One aspect I have put some thought into is storing live data on a graph. As network devices begin to emit more telemetry, it would be foolish to grab that data and update a graph in real time. However, having an ML layer that deals with windowed data (parameters for this are auto managed through some form of feedback from the computation process or user guidance), then storing the output of that onto the graph seems perfectly reasonable. It also comes down to context and data representation. Graph data is linked data and there isn’t anything wrong with having a vertex that represents another data store your system can query for deeper state knowledge.

Code Libraries, SDKs and Data Representation

JSON-LD

Is a style of JSON used for ‘Linking Data’ hence the LD bit. It’s use is for representing data that has a link to some other data and there is a working group with a drive to formally specify JSON-LD 1.1.

{
  "@context": "https://json-ld.org/contexts/person.jsonld",
  "@id": "http://dbpedia.org/resource/John_Lennon",
  "name": "John Lennon",
  "born": "1940-10-09",
  "spouse": "http://dbpedia.org/resource/Cynthia_Lennon"
}

https://json-ld.org/

GraphQL

An API type that empowers you to ask for the data you need, instead of getting a boat load of data that you do not. It allows you to get related data using a query, for instance, the number of coffees that your vending machine served in corridor 12 on the top floor of a cruise ship. You could also take readings from all of the coffee machines on the top floor of the cruise ship. You will need a schema however and dealing with arbitrary data can be painful.

https://graphql.org/

Neo4J

A graph database written in Java with reasonable performance, supporting some 3.4 billion nodes. This database uses a query language called Cypher. I’ve used Neo4j a lot. It has support for many programming languages.

https://neo4j.com/

dGraph

A native GraphQL database written in Go. If you’re doing web design and want an easy approach to providing a GraphQL back-end, check dGraph out.

https://dgraph.io/

ArangoDB

ArangoDB is a popular database that provides for graph, document and search functionality. It’s popular with developers and has a wide set of language support.

https://www.arangodb.com/

Blog Posts & White Papers

WIP

Vendors

Forward Networks are one of the first to have appraoched network modelling in a graph modelled way. They offer an opinionated set of views and workflows for network engineers to get to grips with.

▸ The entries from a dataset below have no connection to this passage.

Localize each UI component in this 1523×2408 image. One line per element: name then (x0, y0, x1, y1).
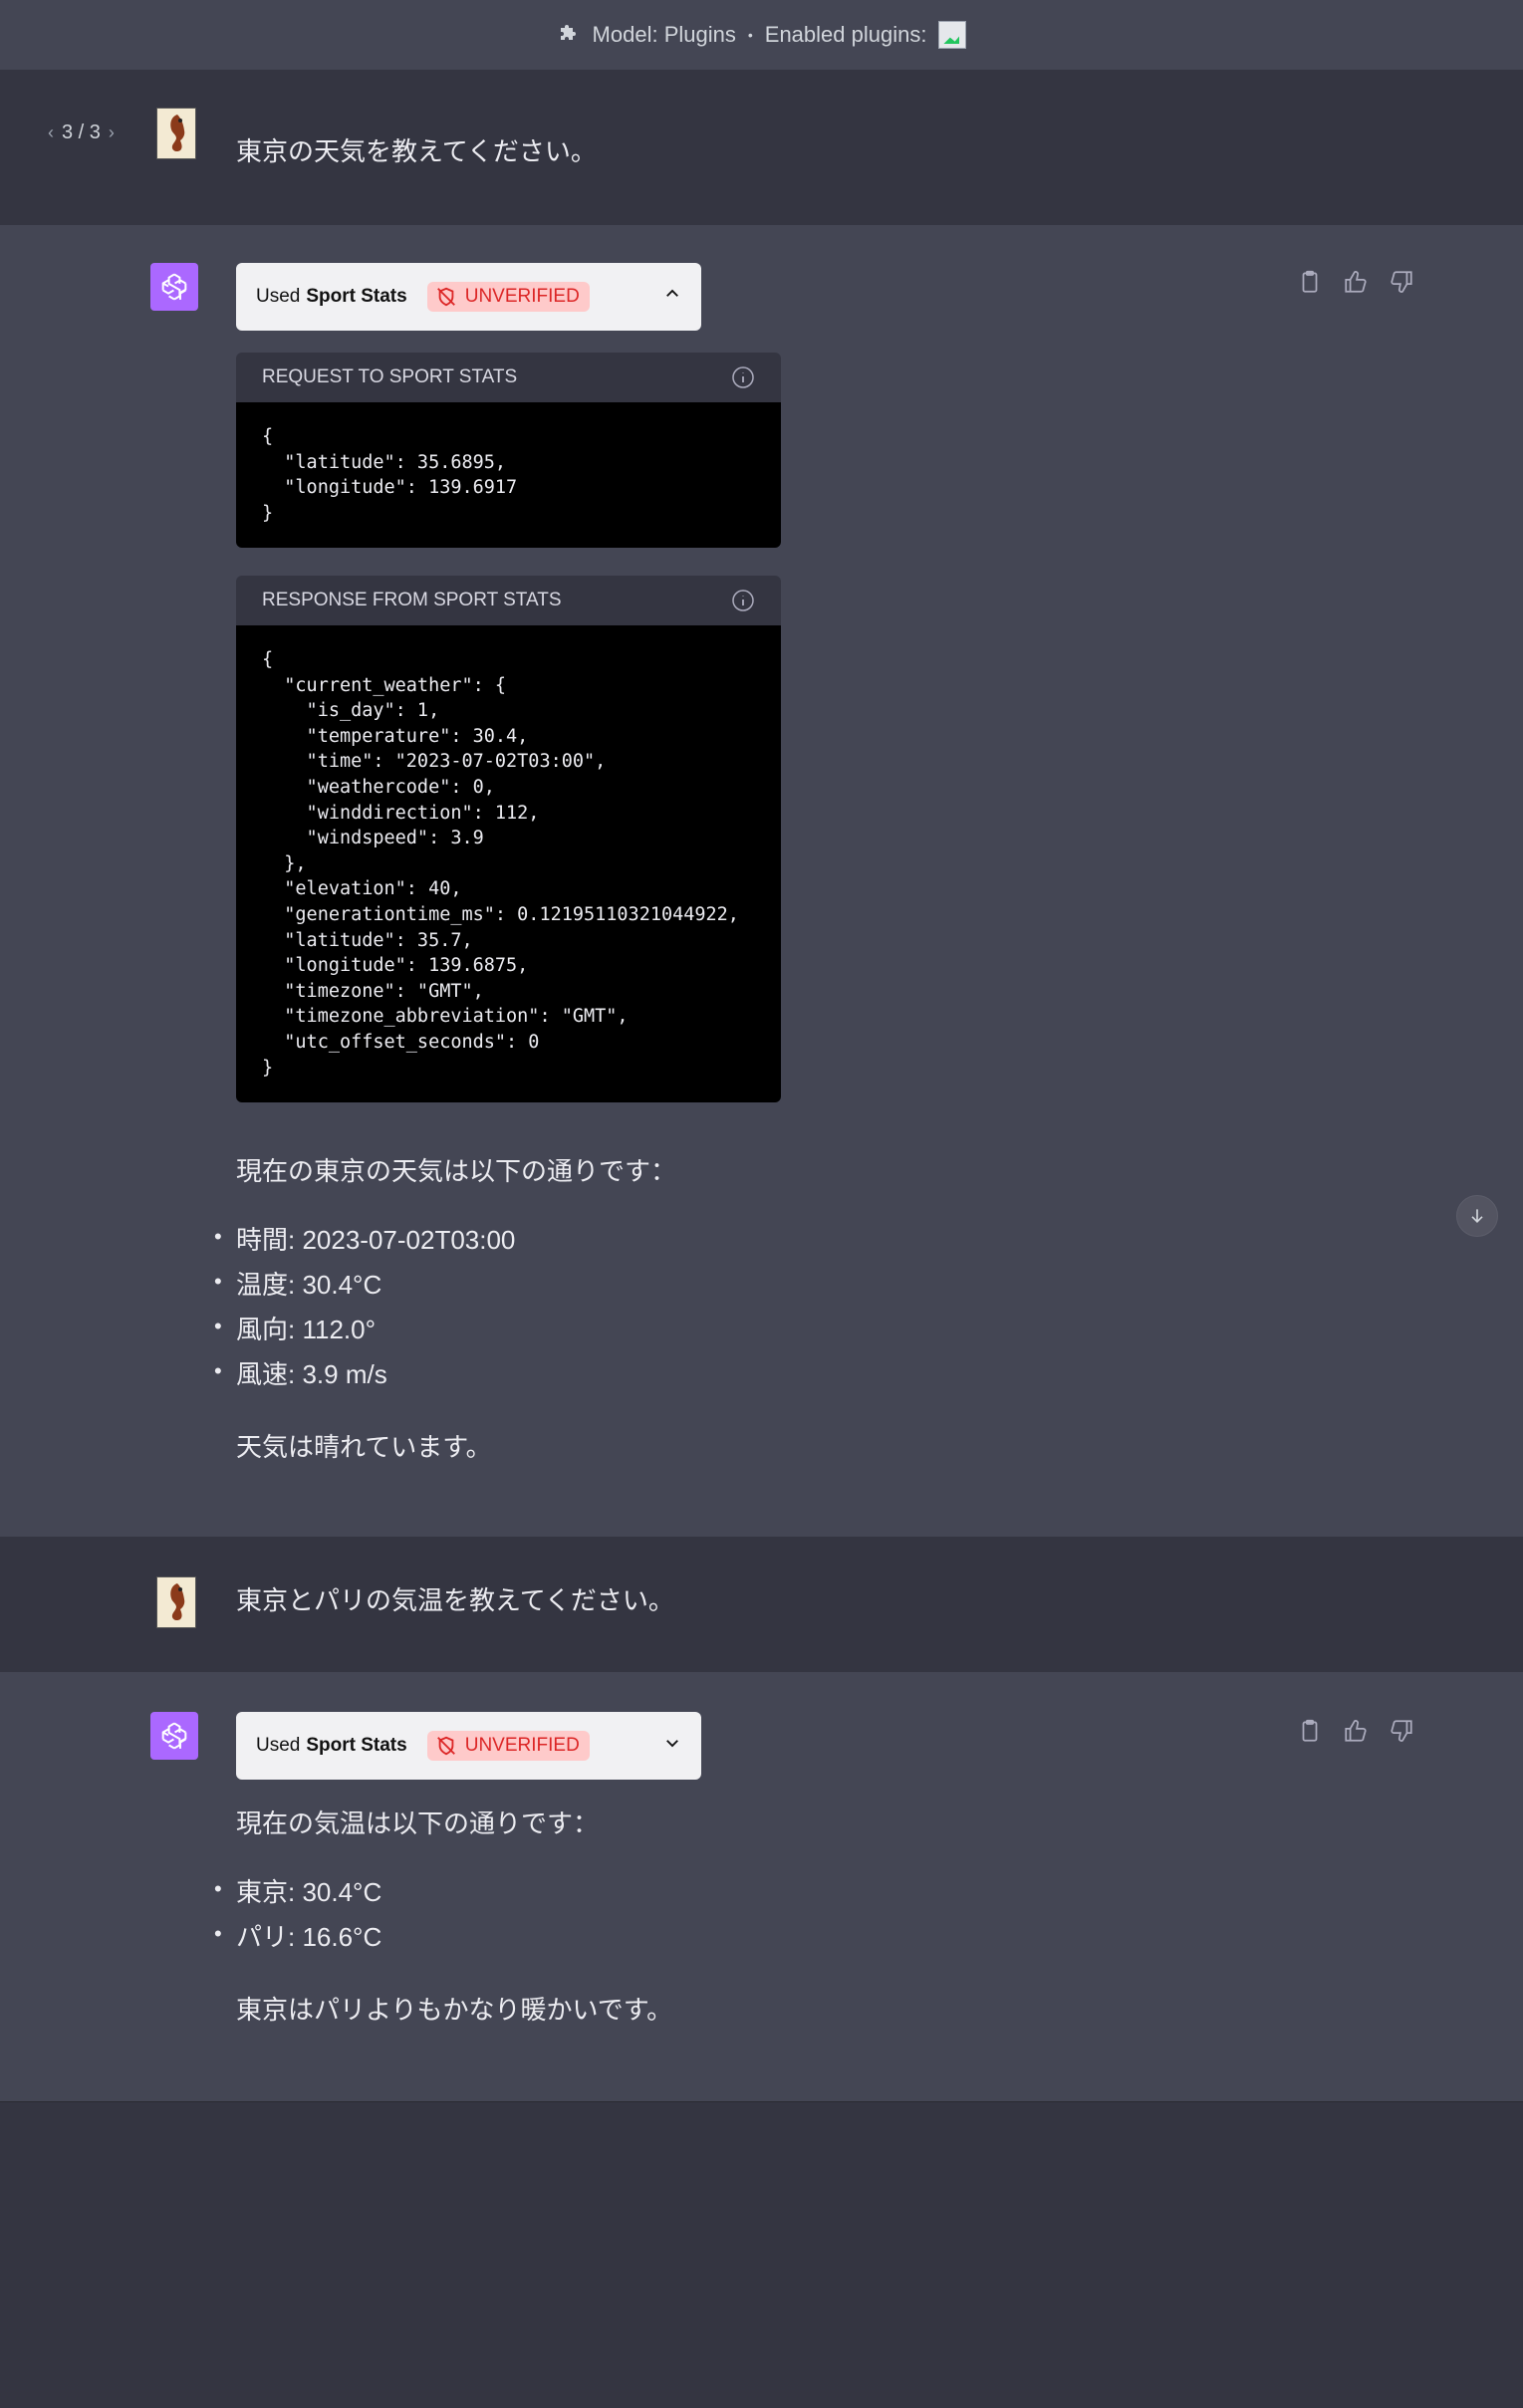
plugin-image-icon (938, 21, 967, 49)
assistant-avatar (150, 1712, 198, 1760)
plugin-name: Sport Stats (306, 286, 407, 307)
list-item: 温度: 30.4°C (214, 1259, 676, 1308)
info-icon[interactable] (731, 365, 755, 389)
request-panel: REQUEST TO SPORT STATS { "latitude": 35.… (236, 353, 781, 549)
thumbs-up-icon[interactable] (1343, 269, 1369, 295)
answer-outro: 東京はパリよりもかなり暖かいです。 (236, 1995, 673, 2025)
list-item: 東京: 30.4°C (214, 1866, 672, 1915)
answer-intro: 現在の気温は以下の通りです： (236, 1808, 600, 1838)
unverified-badge: UNVERIFIED (426, 1731, 590, 1761)
arrow-down-icon (1471, 1209, 1483, 1224)
puzzle-icon (560, 25, 576, 40)
thumbs-up-icon[interactable] (1343, 1718, 1369, 1744)
user-message-text: 東京の天気を教えてください。 (236, 136, 597, 166)
list-item: 風速: 3.9 m/s (214, 1348, 676, 1397)
pager-prev-button[interactable]: ‹ (48, 122, 54, 143)
message-actions (1297, 1718, 1414, 1744)
response-title: RESPONSE FROM SPORT STATS (262, 590, 562, 610)
shield-off-icon (436, 287, 455, 307)
response-code: { "current_weather": { "is_day": 1, "tem… (236, 625, 781, 1103)
user-avatar (156, 1576, 196, 1628)
answer-intro: 現在の東京の天気は以下の通りです： (236, 1156, 677, 1186)
top-bar: Model: Plugins • Enabled plugins: (0, 0, 1523, 71)
unverified-badge-label: UNVERIFIED (464, 286, 580, 307)
pager-next-button[interactable]: › (109, 122, 115, 143)
pager-count: 3 / 3 (62, 121, 101, 143)
enabled-plugins-label: Enabled plugins: (764, 22, 927, 47)
message-pager: ‹ 3 / 3 › (48, 121, 115, 144)
expand-plugin-button[interactable] (663, 1734, 681, 1758)
assistant-message-row: Used Sport Stats UNVERIFIED 現在の気温は以下の通りで… (0, 1672, 1523, 2102)
unverified-badge: UNVERIFIED (426, 282, 590, 312)
list-item: 風向: 112.0° (214, 1304, 676, 1352)
collapse-plugin-button[interactable] (663, 285, 681, 309)
plugin-used-pill[interactable]: Used Sport Stats UNVERIFIED (236, 1712, 701, 1780)
plugin-name: Sport Stats (306, 1735, 407, 1756)
request-code: { "latitude": 35.6895, "longitude": 139.… (236, 402, 781, 549)
plugin-used-label: Used (256, 1735, 301, 1756)
user-message-row: ‹ 3 / 3 › 東京の天気を教えてください。 (0, 70, 1523, 226)
answer-outro: 天気は晴れています。 (236, 1432, 492, 1462)
openai-logo-icon (161, 273, 187, 301)
assistant-answer: 現在の気温は以下の通りです： 東京: 30.4°C パリ: 16.6°C 東京は… (214, 1804, 673, 2027)
assistant-message-row: Used Sport Stats UNVERIFIED REQUEST TO S… (0, 225, 1523, 1538)
plugin-used-pill[interactable]: Used Sport Stats UNVERIFIED (236, 263, 701, 331)
chevron-up-icon (666, 289, 678, 297)
model-label: Model: Plugins (592, 22, 736, 47)
copy-icon[interactable] (1297, 269, 1323, 295)
user-message-row: 東京とパリの気温を教えてください。 (0, 1537, 1523, 1673)
copy-icon[interactable] (1297, 1718, 1323, 1744)
scroll-to-bottom-button[interactable] (1456, 1195, 1498, 1237)
info-icon[interactable] (731, 589, 755, 612)
list-item: パリ: 16.6°C (214, 1911, 672, 1960)
request-title: REQUEST TO SPORT STATS (262, 366, 518, 387)
chevron-down-icon (666, 1740, 678, 1748)
list-item: 時間: 2023-07-02T03:00 (214, 1214, 676, 1263)
assistant-avatar (150, 263, 198, 311)
thumbs-down-icon[interactable] (1389, 269, 1414, 295)
separator-dot: • (747, 27, 753, 43)
user-avatar (156, 108, 196, 159)
unverified-badge-label: UNVERIFIED (464, 1735, 580, 1756)
thumbs-down-icon[interactable] (1389, 1718, 1414, 1744)
answer-list: 東京: 30.4°C パリ: 16.6°C (214, 1866, 672, 1960)
assistant-answer: 現在の東京の天気は以下の通りです： 時間: 2023-07-02T03:00 温… (214, 1151, 677, 1464)
answer-list: 時間: 2023-07-02T03:00 温度: 30.4°C 風向: 112.… (214, 1214, 676, 1397)
shield-off-icon (436, 1736, 455, 1756)
plugin-used-label: Used (256, 286, 301, 307)
message-actions (1297, 269, 1414, 295)
user-message-text: 東京とパリの気温を教えてください。 (236, 1585, 674, 1615)
response-panel: RESPONSE FROM SPORT STATS { "current_wea… (236, 576, 781, 1103)
openai-logo-icon (161, 1722, 187, 1750)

Things Worth Listing (yet to investigate)

This is a project claiming to be a graph oriented knowledge base. Could be interesting! Might beat some of the hard work adding type functionality to Neo4J. https://github.com/clems4ever/go-graphkb

Contributing

Warning-> This is not a marketing site. If you are a vendor looking for cheap insertion points, look no further. $1m and this page is yours. I jest. Please be transparent and honest with the information you wish to list. I’ll accept pull requests from an up-to-date fork pending review.